Boxing


Carl Froch’s Three Best Wins, Lucian Bute’s Three Best Wins

By James Slater: Tonight’s potential classic/thriller/FOTY between rival super, super-middleweights Lucian Bute and Carl Froch could prove to be the defining fight for the winner; heaven knows the pair of them may not have too much left after they’ve warred in Nottingham.

Tonight’s match-up is one of the very best of the year - arguably THE best match-up of 2012 so far - and you could make a case for neither guy having fought such a physically tough opponent before. Of course, Froch and Bute have been in with some classy operators in their time, “The Cobra” especially, but tonight’s duel just might bring out the very best in the unbeaten 32-year-old southpaw and the 34-year-old former two-time WBC champ.

In terms of quality of opposition thus far in their careers, however, Froch, 28-2(20) holds a distinct edge over reigning and defending IBF boss Bute, 30-0(24).

Let’s now look at each man’s three best pro wins and compare them.

Froch:

1: TKO 12 Jermain Taylor, April 2009.

A genuine thriller that proved a sensational hit with the fans. Froch, making the first defence of his newly acquired WBC title, was knocked down for the first time in his career in the fight with the former middleweight king. Early on, the idea of “The Cobra” going to the backyard of “Bad Intentions” looked a bad idea.

Trailing on the cards going into the final round, Froch gave us one of his most incredible finishes, as he scored one of the most amazing turnarounds in many a year. With just 14-seconds left in the fight, the powerful and determined fists of Froch battered Taylor to defeat. This one ranks up there with Jake La Motta’s legendary 1950 come-from-behind win over Laurent Dauthuille.

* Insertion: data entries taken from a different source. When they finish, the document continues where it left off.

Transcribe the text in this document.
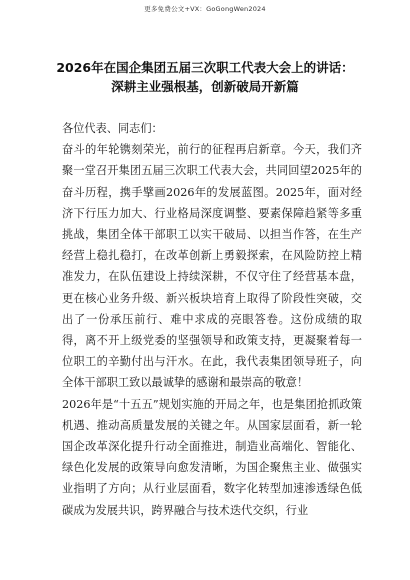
更多免费公文+VX：GoGongWen2024
2026年在国企集团五届三次职工代表大会上的讲话：
深耕主业强根基，创新破局开新篇

各位代表、同志们：

奋斗的年轮镌刻荣光，前行的征程再启新章。今天，我们齐聚一堂召开集团五届三次职工代表大会，共同回望2025年的奋斗历程，携手擘画2026年的发展蓝图。2025年，面对经济下行压力加大、行业格局深度调整、要素保障趋紧等多重挑战，集团全体干部职工以实干破局、以担当作答，在生产经营上稳扎稳打，在改革创新上勇毅探索，在风险防控上精准发力，在队伍建设上持续深耕，不仅守住了经营基本盘，更在核心业务升级、新兴板块培育上取得了阶段性突破，交出了一份承压前行、难中求成的亮眼答卷。这份成绩的取得，离不开上级党委的坚强领导和政策支持，更凝聚着每一位职工的辛勤付出与汗水。在此，我代表集团领导班子，向全体干部职工致以最诚挚的感谢和最崇高的敬意！

2026年是“十五五”规划实施的开局之年，也是集团抢抓政策机遇、推动高质量发展的关键之年。从国家层面看，新一轮国企改革深化提升行动全面推进，制造业高端化、智能化、绿色化发展的政策导向愈发清晰，为国企聚焦主业、做强实业指明了方向；从行业层面看，数字化转型加速渗透绿色低碳成为发展共识，跨界融合与技术迭代交织，行业
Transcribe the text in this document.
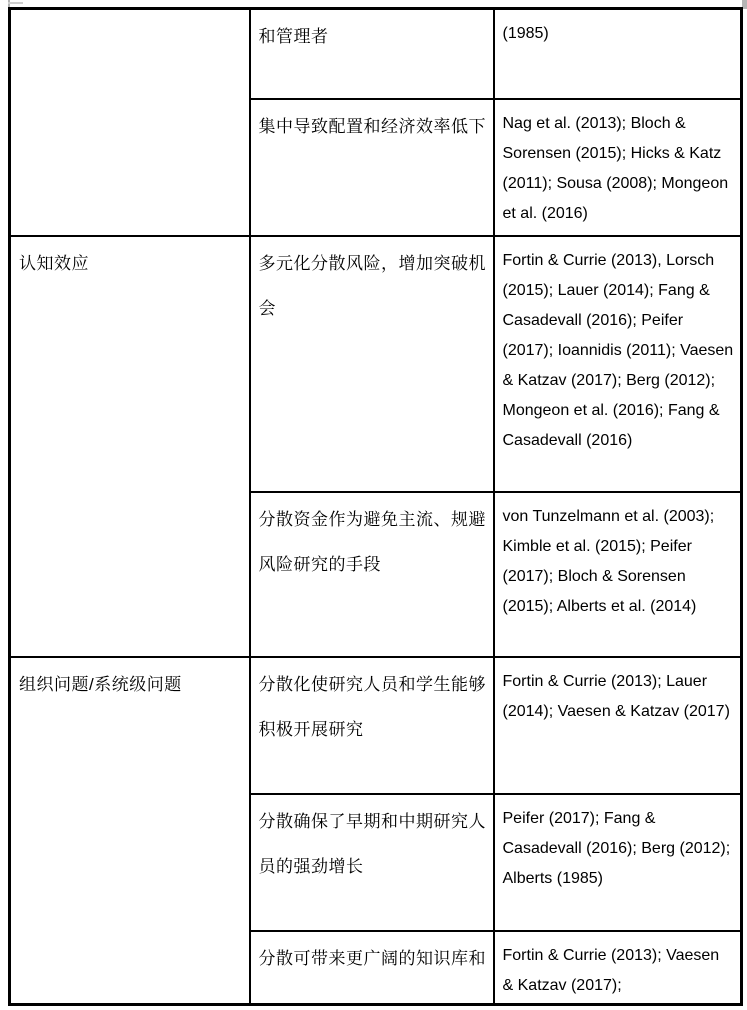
	和管理者	(1985)
	集中导致配置和经济效率低下	Nag et al. (2013); Bloch & Sorensen (2015); Hicks & Katz (2011); Sousa (2008); Mongeon et al. (2016)
认知效应	多元化分散风险，增加突破机会	Fortin & Currie (2013), Lorsch (2015); Lauer (2014); Fang & Casadevall (2016); Peifer (2017); Ioannidis (2011); Vaesen & Katzav (2017); Berg (2012); Mongeon et al. (2016); Fang & Casadevall (2016)
	分散资金作为避免主流、规避风险研究的手段	von Tunzelmann et al. (2003); Kimble et al. (2015); Peifer (2017); Bloch & Sorensen (2015); Alberts et al. (2014)
组织问题/系统级问题	分散化使研究人员和学生能够积极开展研究	Fortin & Currie (2013); Lauer (2014); Vaesen & Katzav (2017)
	分散确保了早期和中期研究人员的强劲增长	Peifer (2017); Fang & Casadevall (2016); Berg (2012); Alberts (1985)
	分散可带来更广阔的知识库和	Fortin & Currie (2013); Vaesen & Katzav (2017);
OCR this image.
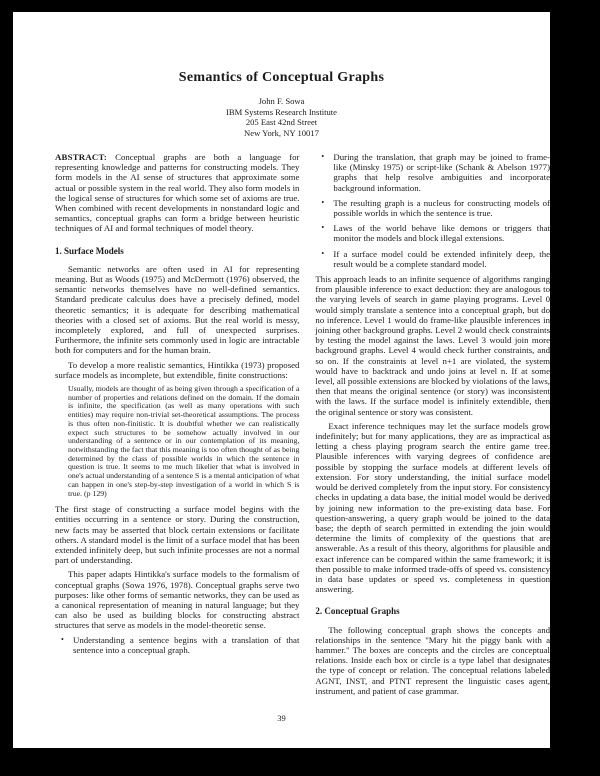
Semantics of Conceptual Graphs
John F. Sowa
IBM Systems Research Institute
205 East 42nd Street
New York, NY 10017

ABSTRACT: Conceptual graphs are both a language for representing knowledge and patterns for constructing models. They form models in the AI sense of structures that approximate some actual or possible system in the real world. They also form models in the logical sense of structures for which some set of axioms are true. When combined with recent developments in nonstandard logic and semantics, conceptual graphs can form a bridge between heuristic techniques of AI and formal techniques of model theory.

1. Surface Models

Semantic networks are often used in AI for representing meaning. But as Woods (1975) and McDermott (1976) observed, the semantic networks themselves have no well-defined semantics. Standard predicate calculus does have a precisely defined, model theoretic semantics; it is adequate for describing mathematical theories with a closed set of axioms. But the real world is messy, incompletely explored, and full of unexpected surprises. Furthermore, the infinite sets commonly used in logic are intractable both for computers and for the human brain.

To develop a more realistic semantics, Hintikka (1973) proposed surface models as incomplete, but extendible, finite constructions:

Usually, models are thought of as being given through a specification of a number of properties and relations defined on the domain. If the domain is infinite, the specification (as well as many operations with such entities) may require non-trivial set-theoretical assumptions. The process is thus often non-finitistic. It is doubtful whether we can realistically expect such structures to be somehow actually involved in our understanding of a sentence or in our contemplation of its meaning, notwithstanding the fact that this meaning is too often thought of as being determined by the class of possible worlds in which the sentence in question is true. It seems to me much likelier that what is involved in one's actual understanding of a sentence S is a mental anticipation of what can happen in one's step-by-step investigation of a world in which S is true. (p 129)

The first stage of constructing a surface model begins with the entities occurring in a sentence or story. During the construction, new facts may be asserted that block certain extensions or facilitate others. A standard model is the limit of a surface model that has been extended infinitely deep, but such infinite processes are not a normal part of understanding.

This paper adapts Hintikka's surface models to the formalism of conceptual graphs (Sowa 1976, 1978). Conceptual graphs serve two purposes: like other forms of semantic networks, they can be used as a canonical representation of meaning in natural language; but they can also be used as building blocks for constructing abstract structures that serve as models in the model-theoretic sense.

•	Understanding a sentence begins with a translation of that sentence into a conceptual graph.
•	During the translation, that graph may be joined to frame-like (Minsky 1975) or script-like (Schank & Abelson 1977) graphs that help resolve ambiguities and incorporate background information.
•	The resulting graph is a nucleus for constructing models of possible worlds in which the sentence is true.
•	Laws of the world behave like demons or triggers that monitor the models and block illegal extensions.
•	If a surface model could be extended infinitely deep, the result would be a complete standard model.

This approach leads to an infinite sequence of algorithms ranging from plausible inference to exact deduction: they are analogous to the varying levels of search in game playing programs. Level 0 would simply translate a sentence into a conceptual graph, but do no inference. Level 1 would do frame-like plausible inferences in joining other background graphs. Level 2 would check constraints by testing the model against the laws. Level 3 would join more background graphs. Level 4 would check further constraints, and so on. If the constraints at level n+1 are violated, the system would have to backtrack and undo joins at level n. If at some level, all possible extensions are blocked by violations of the laws, then that means the original sentence (or story) was inconsistent with the laws. If the surface model is infinitely extendible, then the original sentence or story was consistent.

Exact inference techniques may let the surface models grow indefinitely; but for many applications, they are as impractical as letting a chess playing program search the entire game tree. Plausible inferences with varying degrees of confidence are possible by stopping the surface models at different levels of extension. For story understanding, the initial surface model would be derived completely from the input story. For consistency checks in updating a data base, the initial model would be derived by joining new information to the pre-existing data base. For question-answering, a query graph would be joined to the data base; the depth of search permitted in extending the join would determine the limits of complexity of the questions that are answerable. As a result of this theory, algorithms for plausible and exact inference can be compared within the same framework; it is then possible to make informed trade-offs of speed vs. consistency in data base updates or speed vs. completeness in question answering.

2. Conceptual Graphs

The following conceptual graph shows the concepts and relationships in the sentence "Mary hit the piggy bank with a hammer." The boxes are concepts and the circles are conceptual relations. Inside each box or circle is a type label that designates the type of concept or relation. The conceptual relations labeled AGNT, INST, and PTNT represent the linguistic cases agent, instrument, and patient of case grammar.

39
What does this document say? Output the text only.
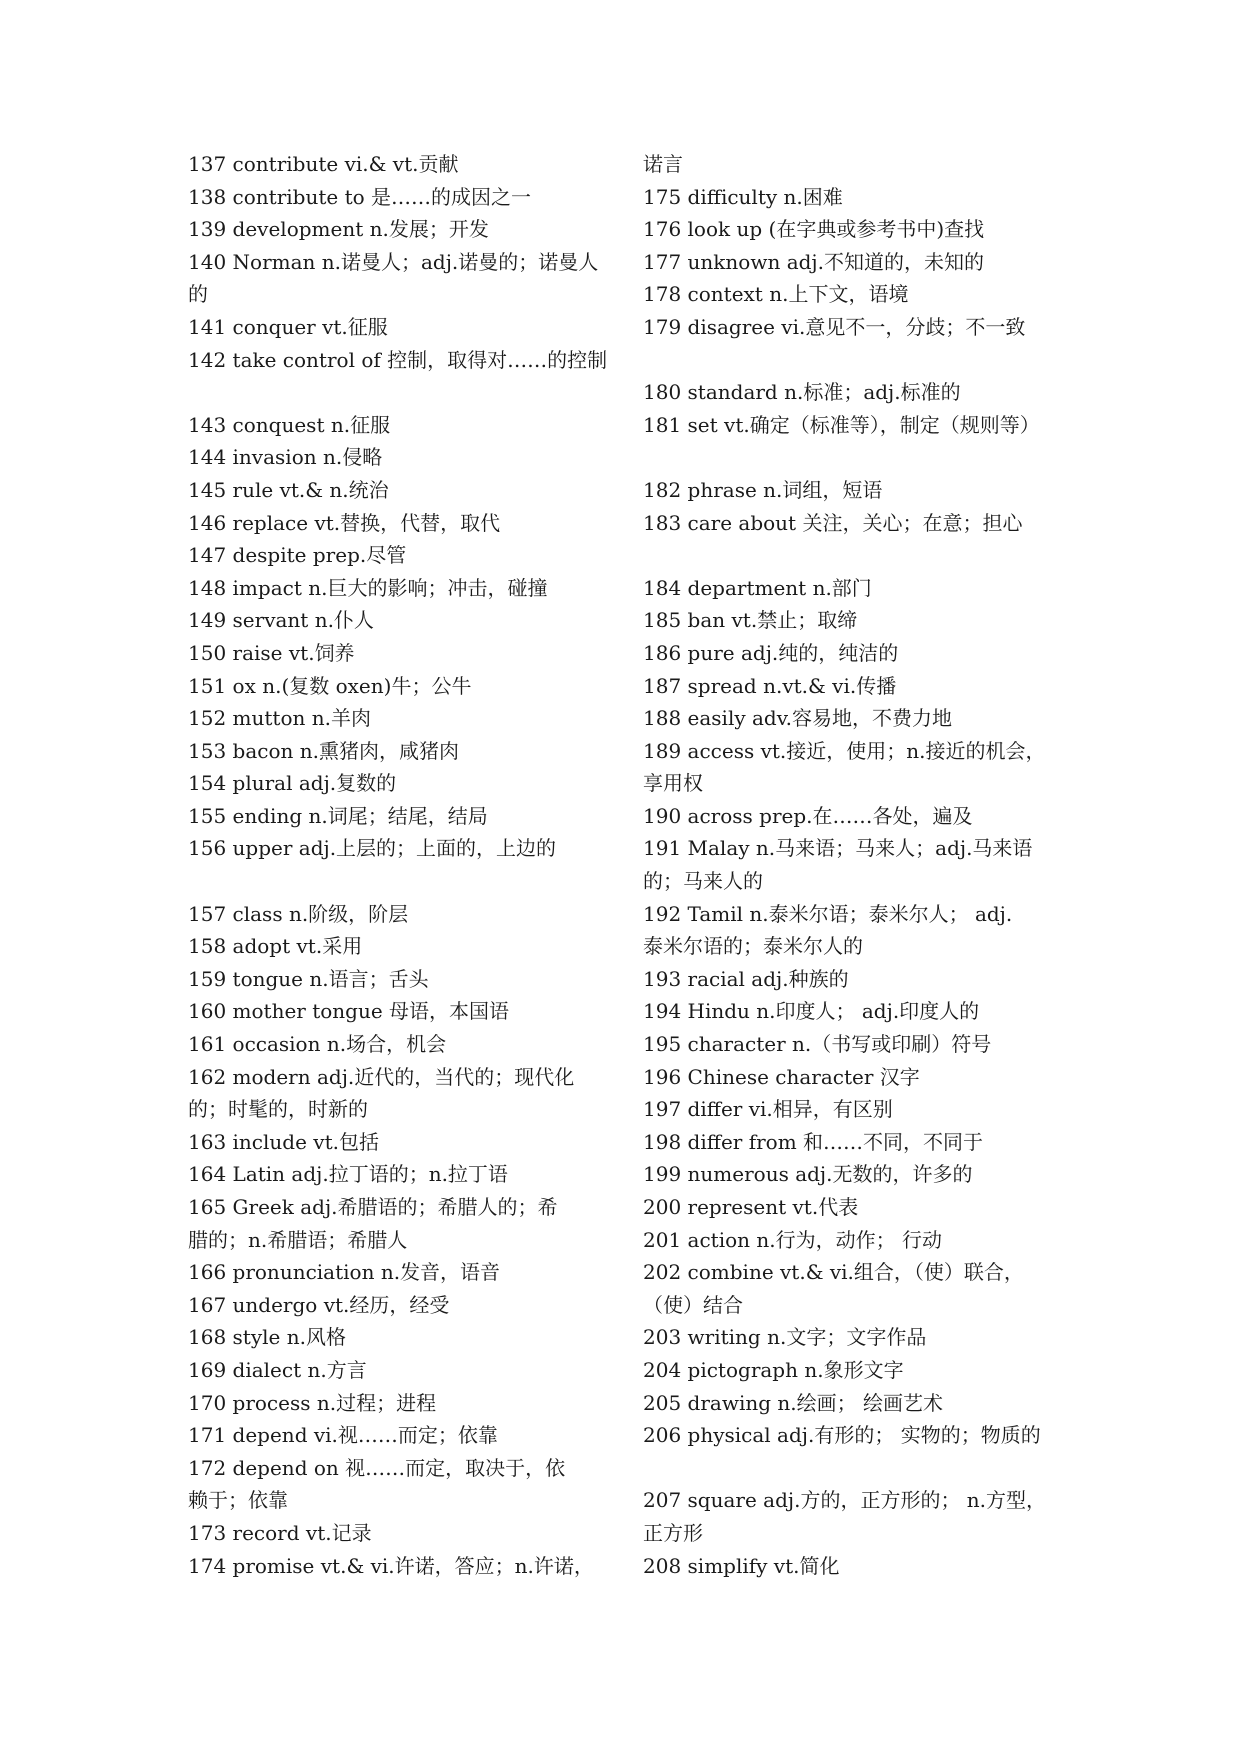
137 contribute vi.& vt.贡献
138 contribute to 是……的成因之一
139 development n.发展；开发
140 Norman n.诺曼人；adj.诺曼的；诺曼人
的
141 conquer vt.征服
142 take control of 控制，取得对……的控制
143 conquest n.征服
144 invasion n.侵略
145 rule vt.& n.统治
146 replace vt.替换，代替，取代
147 despite prep.尽管
148 impact n.巨大的影响；冲击，碰撞
149 servant n.仆人
150 raise vt.饲养
151 ox n.(复数 oxen)牛；公牛
152 mutton n.羊肉
153 bacon n.熏猪肉，咸猪肉
154 plural adj.复数的
155 ending n.词尾；结尾，结局
156 upper adj.上层的；上面的，上边的
157 class n.阶级，阶层
158 adopt vt.采用
159 tongue n.语言；舌头
160 mother tongue 母语，本国语
161 occasion n.场合，机会
162 modern adj.近代的，当代的；现代化
的；时髦的，时新的
163 include vt.包括
164 Latin adj.拉丁语的；n.拉丁语
165 Greek adj.希腊语的；希腊人的；希
腊的；n.希腊语；希腊人
166 pronunciation n.发音，语音
167 undergo vt.经历，经受
168 style n.风格
169 dialect n.方言
170 process n.过程；进程
171 depend vi.视……而定；依靠
172 depend on 视……而定，取决于，依
赖于；依靠
173 record vt.记录
174 promise vt.& vi.许诺，答应；n.许诺，
诺言
175 difficulty n.困难
176 look up (在字典或参考书中)查找
177 unknown adj.不知道的，未知的
178 context n.上下文，语境
179 disagree vi.意见不一，分歧；不一致
180 standard n.标准；adj.标准的
181 set vt.确定（标准等），制定（规则等）
182 phrase n.词组，短语
183 care about 关注，关心；在意；担心
184 department n.部门
185 ban vt.禁止；取缔
186 pure adj.纯的，纯洁的
187 spread n.vt.& vi.传播
188 easily adv.容易地，不费力地
189 access vt.接近，使用；n.接近的机会，
享用权
190 across prep.在……各处，遍及
191 Malay n.马来语；马来人；adj.马来语
的；马来人的
192 Tamil n.泰米尔语；泰米尔人； adj.
泰米尔语的；泰米尔人的
193 racial adj.种族的
194 Hindu n.印度人； adj.印度人的
195 character n.（书写或印刷）符号
196 Chinese character 汉字
197 differ vi.相异，有区别
198 differ from 和……不同，不同于
199 numerous adj.无数的，许多的
200 represent vt.代表
201 action n.行为，动作； 行动
202 combine vt.& vi.组合，（使）联合，
（使）结合
203 writing n.文字；文字作品
204 pictograph n.象形文字
205 drawing n.绘画； 绘画艺术
206 physical adj.有形的； 实物的；物质的
207 square adj.方的，正方形的； n.方型，
正方形
208 simplify vt.简化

2: WU12 Arthur Abraham, November, 2010.

Having won one fight in the “Super Six” tourney and then lost his second appearance, Froch needed to beat another former middleweight ruler in “King” Arthur to keep himself in the competition. Froch the smart boxer turned up in Helsinki, Finland, and he proceeded to both befuddle Abraham and confound his critics. Simply put, Froch gave the mighty Abraham a boxing lesson.

3: WU12 Jean Pascal, December, 2008.

Froch’s first classic and in the opinion of many his greatest action fight so far. Both “The Cobra” and Pascal were unbeaten and, in front of his hometown fans, Froch was determined to stay that way. The two warriors went to war with reckless abandon at times, sending shivers down the spines of fight fans the world over. A genuine contender for that year’s best fight, Froch-Pascal saw the two rivals batter each other so much that they earned each other’s respect - to the point where a handshake agreement promised a return fight.

Bute:

KO 4 Librado Andrade, November, 2009.

This fight, a return of a fiercely-fought and highly controversial battle that almost saw Bute lose, resulted in a masterful display of dominance from the Romanian. Having been very fortunate not to have lost the first fight some 13 months before (holding on to his IBF crown and unbeaten record with the aid of some distinctly dodgy refereeing), Bute made short work of the previously unstopped Mexican in the rematch. Decking the iron-chinned warrior with a head shot first of all, Bute then flattened Andrade with as wicked a body shot as you will ever see. This loss pretty much ruined Andrade, and put paid to all the controversy the first fight between these two drew.

2: WU12 Glen Johnson, November, 2011.

This fight may have lacked drama, but Bute, in totally shutting out “Road Warrior” Johnson like no-one else before him, showed his sheer class. In fact, Bute won this fight with something to spare. Not since Bernard Hopkins became the only man to have stopped Johnson had anyone beaten him so emphatically. Yes, Johnson may have been 42 at the time, yet in his previous fight - with Carl Froch - Glen had been his usual tough, competitive self. As far as this common opponent goes, Bute holds an advantage over Froch.

3: KO4 Jean-Paul Mendy, July, 2011

Talk about an eye-catching one-punch KO! Okay, Mendy is no great fighter, yet he was unbeaten going into the July bout. Bute? He utterly destroyed the capable Frenchman with both apparent ease and in a highlight-reel manner. Ahead on points in the short fight, Bute landed a perfect shot to his fellow southpaw challenger’s exposed chin, the short, chopping overhand left instantly putting Mendy’s lights out. Bute smiled as he walked away from his unconscious foe. This win shows us all we need to know about Bute’s lethal power.